Now we'll find the first order differential equation, which is the derivative of the equation with respect to x. Differentiating implicitly: 2(x - 0)(1) + 2(y - h)(\frac{dy}{dx}) = 0 Now let's solve for dy/dx (y'): 2x + 2(y - h)(y') = 0 y' = -\frac{2x}{2(y - h)} = -\frac{x}{y-h} We now have the first order differential equation: y' = -\frac{x}{y-h} This differential equation represents the family of circles that pass through the points (-1, 0) and (1, 0).

Key concepts

Implicit Differentiation

Implicit differentiation is a technique in calculus used to find the derivative of a function when it is not explicitly solved for one variable in terms of another. For example, the equation of a circle doesn't solve for y in terms of x or vice versa. When we come across such a situation, we can't differentiate directly as we would for explicit functions. Instead, we use implicit differentiation to take the derivative of both sides of an equation with respect to x.

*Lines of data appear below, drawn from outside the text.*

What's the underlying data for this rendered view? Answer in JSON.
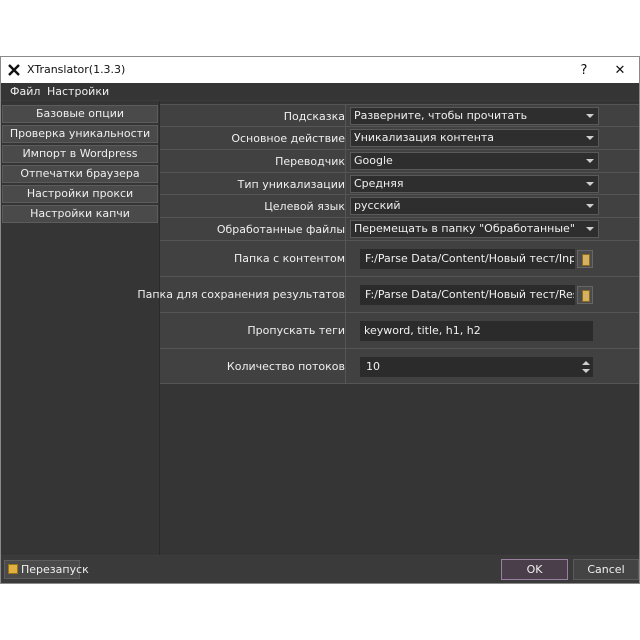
{
  "window": {
    "title": "XTranslator(1.3.3)",
    "help_glyph": "?",
    "close_glyph": "✕",
    "app_icon": "x-logo-icon"
  },
  "menu": [
    "Файл",
    "Настройки"
  ],
  "sidebar": {
    "items": [
      {
        "label": "Базовые опции"
      },
      {
        "label": "Проверка уникальности"
      },
      {
        "label": "Импорт в Wordpress"
      },
      {
        "label": "Отпечатки браузера"
      },
      {
        "label": "Настройки прокси"
      },
      {
        "label": "Настройки капчи"
      }
    ]
  },
  "settings": {
    "hint": {
      "label": "Подсказка",
      "value": "Разверните, чтобы прочитать"
    },
    "main_action": {
      "label": "Основное действие",
      "value": "Уникализация контента"
    },
    "translator": {
      "label": "Переводчик",
      "value": "Google"
    },
    "uniq_type": {
      "label": "Тип уникализации",
      "value": "Средняя"
    },
    "target_lang": {
      "label": "Целевой язык",
      "value": "русский"
    },
    "processed_files": {
      "label": "Обработанные файлы",
      "value": "Перемещать в папку \"Обработанные\""
    },
    "content_folder": {
      "label": "Папка с контентом",
      "value": "F:/Parse Data/Content/Новый тест/Input"
    },
    "results_folder": {
      "label": "Папка для сохранения результатов",
      "value": "F:/Parse Data/Content/Новый тест/Results"
    },
    "skip_tags": {
      "label": "Пропускать теги",
      "value": "keyword, title, h1, h2"
    },
    "threads": {
      "label": "Количество потоков",
      "value": "10"
    }
  },
  "footer": {
    "restart_label": "Перезапуск",
    "ok_label": "OK",
    "cancel_label": "Cancel"
  },
  "colors": {
    "background": "#3c3c3c",
    "panel": "#414141",
    "field": "#2b2b2b",
    "ok_border": "#9b7fa1"
  }
}
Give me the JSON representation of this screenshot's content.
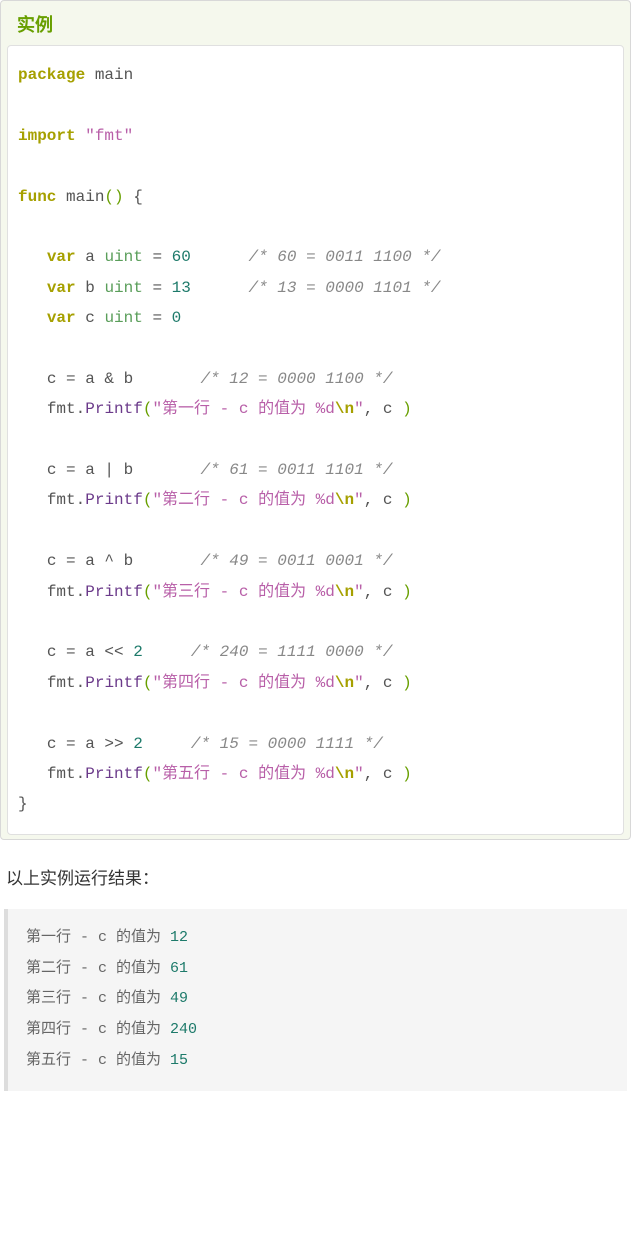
{
  "example": {
    "title": "实例",
    "code": {
      "package_kw": "package",
      "package_name": "main",
      "import_kw": "import",
      "import_val": "\"fmt\"",
      "func_kw": "func",
      "func_name": "main",
      "var_kw": "var",
      "type_uint": "uint",
      "var_a": "a",
      "var_b": "b",
      "var_c": "c",
      "val_60": "60",
      "val_13": "13",
      "val_0": "0",
      "val_2": "2",
      "cmt1": "/* 60 = 0011 1100 */",
      "cmt2": "/* 13 = 0000 1101 */",
      "cmt3": "/* 12 = 0000 1100 */",
      "cmt4": "/* 61 = 0011 1101 */",
      "cmt5": "/* 49 = 0011 0001 */",
      "cmt6": "/* 240 = 1111 0000 */",
      "cmt7": "/* 15 = 0000 1111 */",
      "fmt_obj": "fmt",
      "printf_fn": "Printf",
      "str1": "\"第一行 - c 的值为 %d",
      "str2": "\"第二行 - c 的值为 %d",
      "str3": "\"第三行 - c 的值为 %d",
      "str4": "\"第四行 - c 的值为 %d",
      "str5": "\"第五行 - c 的值为 %d",
      "esc_n": "\\n",
      "str_close": "\""
    }
  },
  "result_intro": "以上实例运行结果：",
  "output": {
    "lines": [
      {
        "prefix": "第一行 - c 的值为 ",
        "value": "12"
      },
      {
        "prefix": "第二行 - c 的值为 ",
        "value": "61"
      },
      {
        "prefix": "第三行 - c 的值为 ",
        "value": "49"
      },
      {
        "prefix": "第四行 - c 的值为 ",
        "value": "240"
      },
      {
        "prefix": "第五行 - c 的值为 ",
        "value": "15"
      }
    ]
  }
}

Using this technique, each term involving y must be differentiated as if y were a function of x, which means applying the chain rule. That's exactly what we did in the solution given. After differentiating, you get an expression involving both y and the derivative of y with respect to x. This is useful for finding slopes of tangent lines or for solving differential equations that describe families of curves, like the one stated in our problem.

Family of Curves

The term 'family of curves' refers to a set of curves that are related by one or more parameters. In the context of differential equations, these parameters often appear as constants that can be varied. Different values of the parameters yield different curves within the family. For instance, in circle equations, the parameter might be the radius or the coordinates of the center. Varying these parameters can shift or resize the circle, but every curve in the family will still share certain characteristics—like being centered at a certain line or passing through specific points.

In the exercise, the family of curves is composed of all the circles that pass through the points (-1,0) and (1,0). Here, the variable 'h' in the circle's equation is the parameter that changes, leading to different y-coordinates of the centers of the circles, each representing a different member of the family of curves. The first order differential equation derived from the family's general equation then encapsulates all these possible circles.

Circle Equations

The equation of a circle in the coordinate plane is typically expressed as \( (x - a)^2 + (y - b)^2 = r^2 \), where \( (a, b) \) is the center of the circle and \( r \) is the radius. However, when we look at a family of circles that goes through specific points, we have additional information that helps us define the equation more narrowly.

In our given exercise, every circle passes through \( (-1, 0) \) and \( (1, 0) \) which implies symmetry about the y-axis, necessitating that the x-coordinate of the center of each circle is zero. This insight simplifies our circle's equation to \( x^2 + (y - h)^2 = r^2 \), where \( h \) is the y-coordinate of the center and can vary. Remember, the varying parameter \( h \) makes this equation represent not just one circle, but an entire family—each with a different center point on the y-axis. Using implicit differentiation to find the slope \( \frac{dy}{dx} \) enables us to explore the properties of tangents to circles within this family.